The information and insights provided are based upon a broad research base that includes desk, 3rd party and various social sciences research. In some cases, while the body of research supports the claims being made, there has not been an empirical correlation but a transitive correlation between the disparate data sources.

  • It’s commonly said that correlation does not imply causation. That is true (see Gwern’s analysis), but does causation imply correlation? Specifically, if “→” means causes and “~~” means correlates with, does X→Y imply X~~Y? It may seem obvious that the answer is yes, but it is not so clear.
  • Is causality transitive? It seems that the answer should be yes. If A causes B, and B causes C, then A causes C. With symbols:
    • A→B
    • B→C
    • ⊢ A→C
    • (the ⊢ symbol means therefore).
  • If causality is transitive, and causality implies correlation, then we may guess that transitivity holds for correlation too. Does it? Sort of.

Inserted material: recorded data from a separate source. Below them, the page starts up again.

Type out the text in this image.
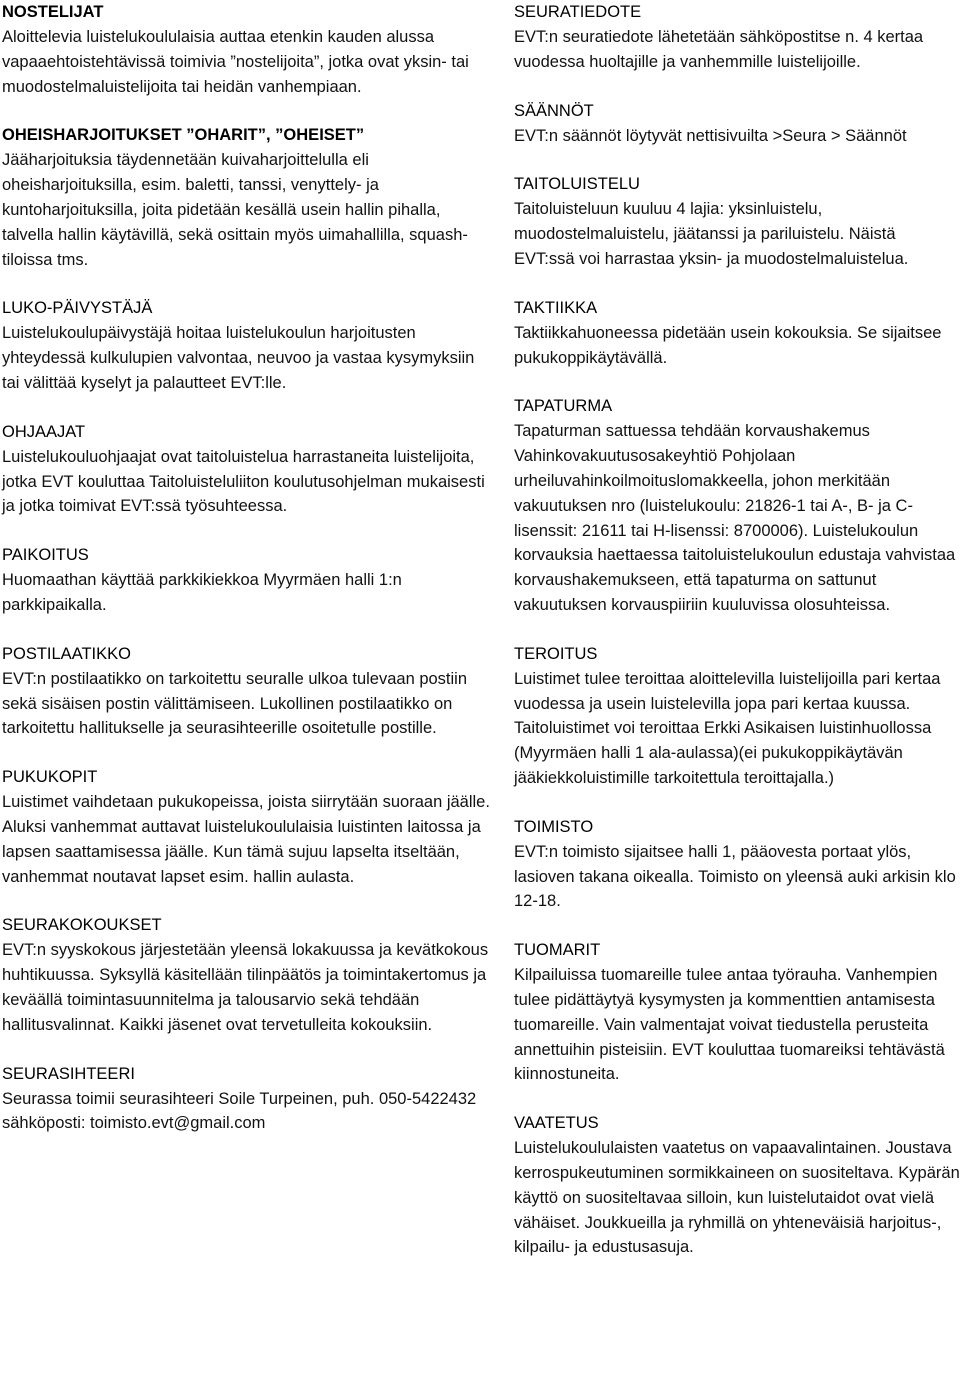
NOSTELIJAT

Aloittelevia luistelukoululaisia auttaa etenkin kauden alussa vapaaehtoistehtävissä toimivia ”nostelijoita”, jotka ovat yksin- tai muodostelmaluistelijoita tai heidän vanhempiaan.

OHEISHARJOITUKSET ”OHARIT”, ”OHEISET”

Jääharjoituksia täydennetään kuivaharjoittelulla eli oheisharjoituksilla, esim. baletti, tanssi, venyttely- ja kuntoharjoituksilla, joita pidetään kesällä usein hallin pihalla, talvella hallin käytävillä, sekä osittain myös uimahallilla, squash-tiloissa tms.

LUKO-PÄIVYSTÄJÄ

Luistelukoulupäivystäjä hoitaa luistelukoulun harjoitusten yhteydessä kulkulupien valvontaa, neuvoo ja vastaa kysymyksiin tai välittää kyselyt ja palautteet EVT:lle.

OHJAAJAT

Luistelukouluohjaajat ovat taitoluistelua harrastaneita luistelijoita, jotka EVT kouluttaa Taitoluisteluliiton koulutusohjelman mukaisesti ja jotka toimivat EVT:ssä työsuhteessa.

PAIKOITUS

Huomaathan käyttää parkkikiekkoa Myyrmäen halli 1:n parkkipaikalla.

POSTILAATIKKO

EVT:n postilaatikko on tarkoitettu seuralle ulkoa tulevaan postiin sekä sisäisen postin välittämiseen. Lukollinen postilaatikko on tarkoitettu hallitukselle ja seurasihteerille osoitetulle postille.

PUKUKOPIT

Luistimet vaihdetaan pukukopeissa, joista siirrytään suoraan jäälle. Aluksi vanhemmat auttavat luistelukoululaisia luistinten laitossa ja lapsen saattamisessa jäälle. Kun tämä sujuu lapselta itseltään, vanhemmat noutavat lapset esim. hallin aulasta.

SEURAKOKOUKSET

EVT:n syyskokous järjestetään yleensä lokakuussa ja kevätkokous huhtikuussa. Syksyllä käsitellään tilinpäätös ja toimintakertomus ja keväällä toimintasuunnitelma ja talousarvio sekä tehdään hallitusvalinnat. Kaikki jäsenet ovat tervetulleita kokouksiin.

SEURASIHTEERI

Seurassa toimii seurasihteeri Soile Turpeinen, puh. 050-5422432 sähköposti: toimisto.evt@gmail.com

SEURATIEDOTE

EVT:n seuratiedote lähetetään sähköpostitse n. 4 kertaa vuodessa huoltajille ja vanhemmille luistelijoille.

SÄÄNNÖT

EVT:n säännöt löytyvät nettisivuilta >Seura > Säännöt

TAITOLUISTELU

Taitoluisteluun kuuluu 4 lajia: yksinluistelu, muodostelmaluistelu, jäätanssi ja pariluistelu. Näistä EVT:ssä voi harrastaa yksin- ja muodostelmaluistelua.

TAKTIIKKA

Taktiikkahuoneessa pidetään usein kokouksia. Se sijaitsee pukukoppikäytävällä.

TAPATURMA

Tapaturman sattuessa tehdään korvaushakemus Vahinkovakuutusosakeyhtiö Pohjolaan urheiluvahinkoilmoituslomakkeella, johon merkitään vakuutuksen nro (luistelukoulu: 21826-1 tai A-, B- ja C-lisenssit: 21611 tai H-lisenssi: 8700006). Luistelukoulun korvauksia haettaessa taitoluistelukoulun edustaja vahvistaa korvaushakemukseen, että tapaturma on sattunut vakuutuksen korvauspiiriin kuuluvissa olosuhteissa.

TEROITUS

Luistimet tulee teroittaa aloittelevilla luistelijoilla pari kertaa vuodessa ja usein luistelevilla jopa pari kertaa kuussa. Taitoluistimet voi teroittaa Erkki Asikaisen luistinhuollossa (Myyrmäen halli 1 ala-aulassa)(ei pukukoppikäytävän jääkiekkoluistimille tarkoitettula teroittajalla.)

TOIMISTO

EVT:n toimisto sijaitsee halli 1, pääovesta portaat ylös, lasioven takana oikealla. Toimisto on yleensä auki arkisin klo 12-18.

TUOMARIT

Kilpailuissa tuomareille tulee antaa työrauha. Vanhempien tulee pidättäytyä kysymysten ja kommenttien antamisesta tuomareille. Vain valmentajat voivat tiedustella perusteita annettuihin pisteisiin. EVT kouluttaa tuomareiksi tehtävästä kiinnostuneita.

VAATETUS

Luistelukoululaisten vaatetus on vapaavalintainen. Joustava kerrospukeutuminen sormikkaineen on suositeltava. Kypärän käyttö on suositeltavaa silloin, kun luistelutaidot ovat vielä vähäiset. Joukkueilla ja ryhmillä on yhteneväisiä harjoitus-, kilpailu- ja edustusasuja.
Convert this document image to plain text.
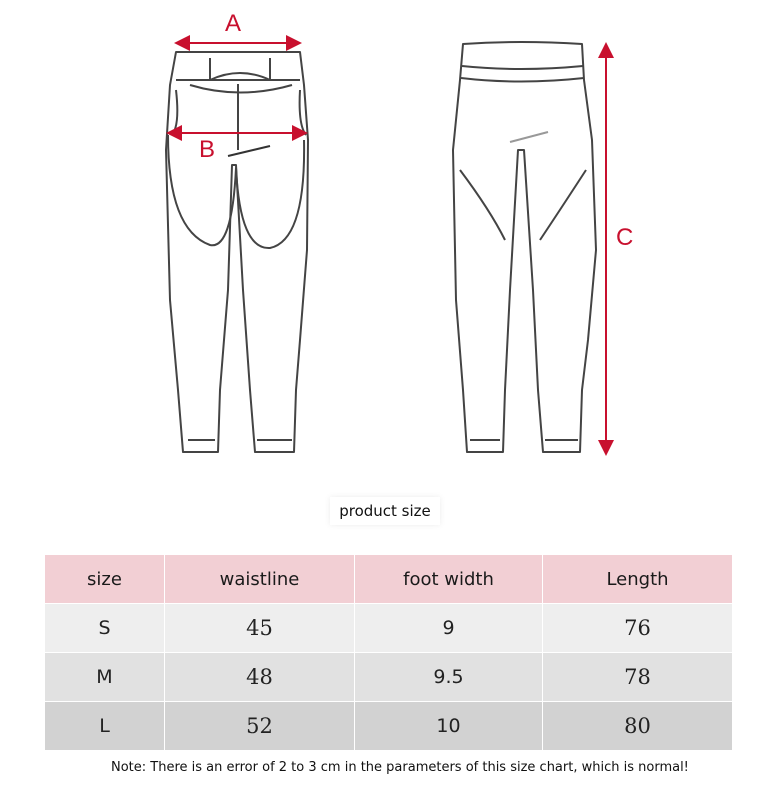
A
B
C
product size
size	waistline	foot width	Length
S	45	9	76
M	48	9.5	78
L	52	10	80
Note: There is an error of 2 to 3 cm in the parameters of this size chart, which is normal!
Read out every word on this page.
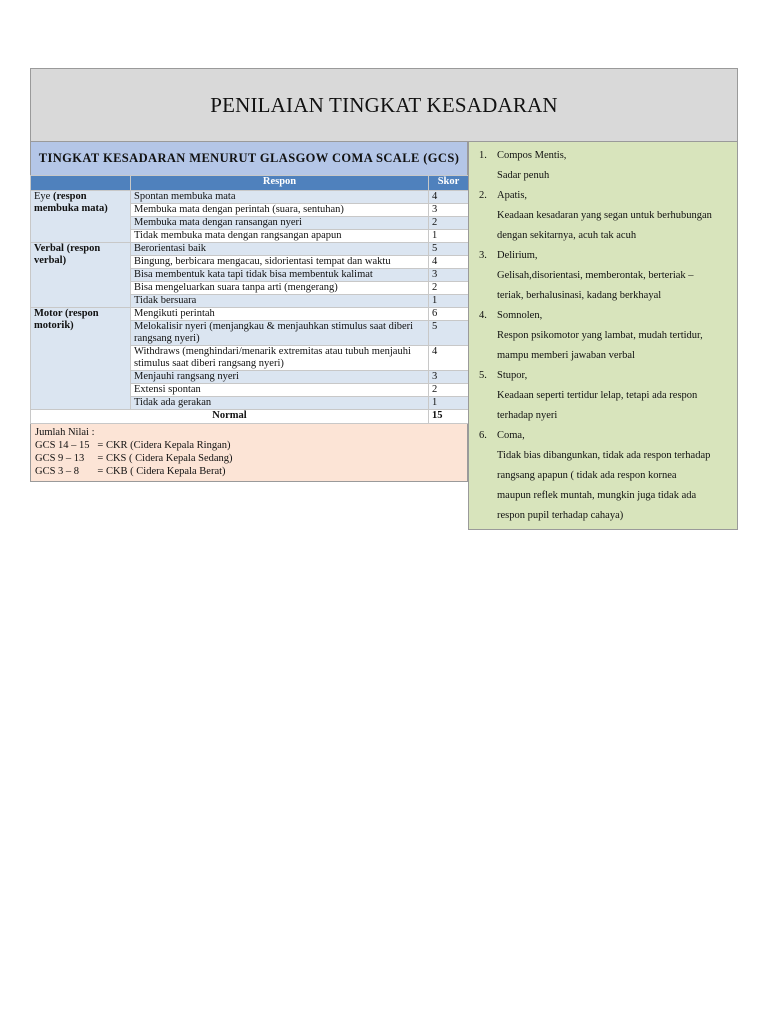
PENILAIAN TINGKAT KESADARAN
TINGKAT KESADARAN MENURUT GLASGOW COMA SCALE (GCS)
	Respon	Skor
Eye (respon membuka mata)	Spontan membuka mata	4
	Membuka mata dengan perintah (suara, sentuhan)	3
	Membuka mata dengan ransangan nyeri	2
	Tidak membuka mata dengan rangsangan apapun	1
Verbal (respon verbal)	Berorientasi baik	5
	Bingung, berbicara mengacau, sidorientasi tempat dan waktu	4
	Bisa membentuk kata tapi tidak bisa membentuk kalimat	3
	Bisa mengeluarkan suara tanpa arti (mengerang)	2
	Tidak bersuara	1
Motor (respon motorik)	Mengikuti perintah	6
	Melokalisir nyeri (menjangkau & menjauhkan stimulus saat diberi rangsang nyeri)	5
	Withdraws (menghindari/menarik extremitas atau tubuh menjauhi stimulus saat diberi rangsang nyeri)	4
	Menjauhi rangsang nyeri	3
	Extensi spontan	2
	Tidak ada gerakan	1
Normal		15
Jumlah Nilai :
GCS 14 – 15   = CKR (Cidera Kepala Ringan)
GCS 9 – 13     = CKS ( Cidera Kepala Sedang)
GCS 3 – 8       = CKB ( Cidera Kepala Berat)
1. Compos Mentis,
Sadar penuh
2. Apatis,
Keadaan kesadaran yang segan untuk berhubungan
dengan sekitarnya, acuh tak acuh
3. Delirium,
Gelisah,disorientasi, memberontak, berteriak –
teriak, berhalusinasi, kadang berkhayal
4. Somnolen,
Respon psikomotor yang lambat, mudah tertidur,
mampu memberi jawaban verbal
5. Stupor,
Keadaan seperti tertidur lelap, tetapi ada respon
terhadap nyeri
6. Coma,
Tidak bias dibangunkan, tidak ada respon terhadap
rangsang apapun ( tidak ada respon kornea
maupun reflek muntah, mungkin juga tidak ada
respon pupil terhadap cahaya)
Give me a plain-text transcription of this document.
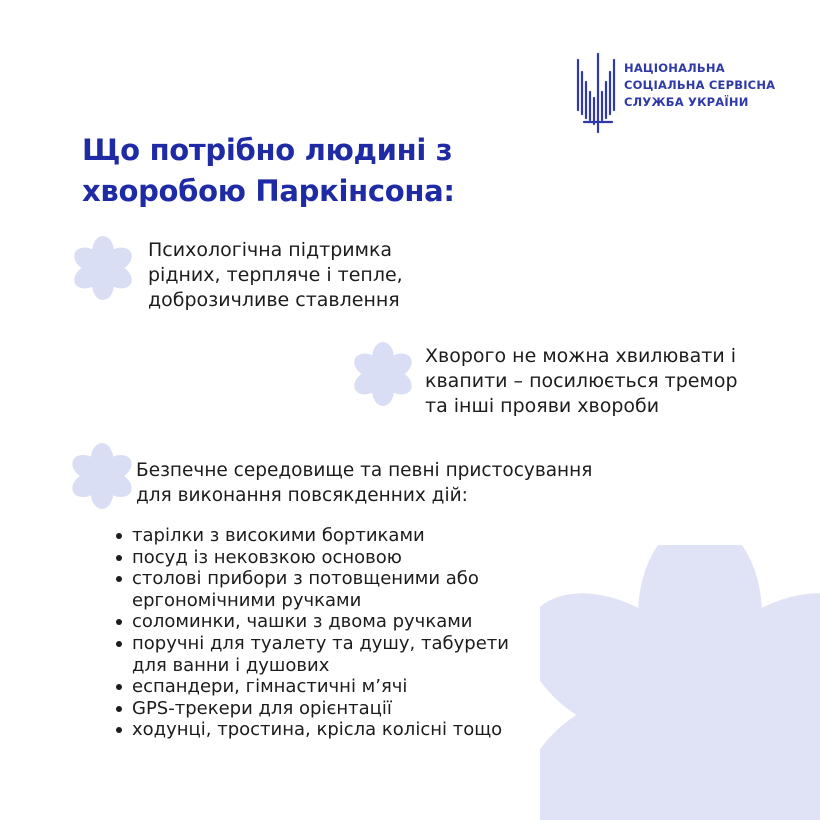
НАЦІОНАЛЬНА
СОЦІАЛЬНА СЕРВІСНА
СЛУЖБА УКРАЇНИ
Що потрібно людині з
хворобою Паркінсона:
Психологічна підтримка
рідних, терпляче і тепле,
доброзичливе ставлення
Хворого не можна хвилювати і
квапити – посилюється тремор
та інші прояви хвороби
Безпечне середовище та певні пристосування
для виконання повсякденних дій:
тарілки з високими бортиками
посуд із нековзкою основою
столові прибори з потовщеними або
ергономічними ручками
соломинки, чашки з двома ручками
поручні для туалету та душу, табурети
для ванни і душових
еспандери, гімнастичні м’ячі
GPS-трекери для орієнтації
ходунці, тростина, крісла колісні тощо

  • How does transitivity work for causation? It turns out that it depends on the exact concept we are exploring and is different for each situation. For instance, suppose that A causes higher C and C causes higher Y. Now, we would probably say that A causes higher Y. However, suppose that A also causes higher D and D causes lower Y. Does A cause higher or lower Y? In this study, that is where the social science and demographic research comes in to play. We apply context to the transitive correlations with other research done in the grey areas between transivity.

Please note that should you want to empirically define these insights, we can do so via future quantitative surveys. However, for the purposes of this research, it is less important that 33% of people do something than “about 30%” of people do something. We are not looking for empiricism, but trends and insights into behaviors, and motivations.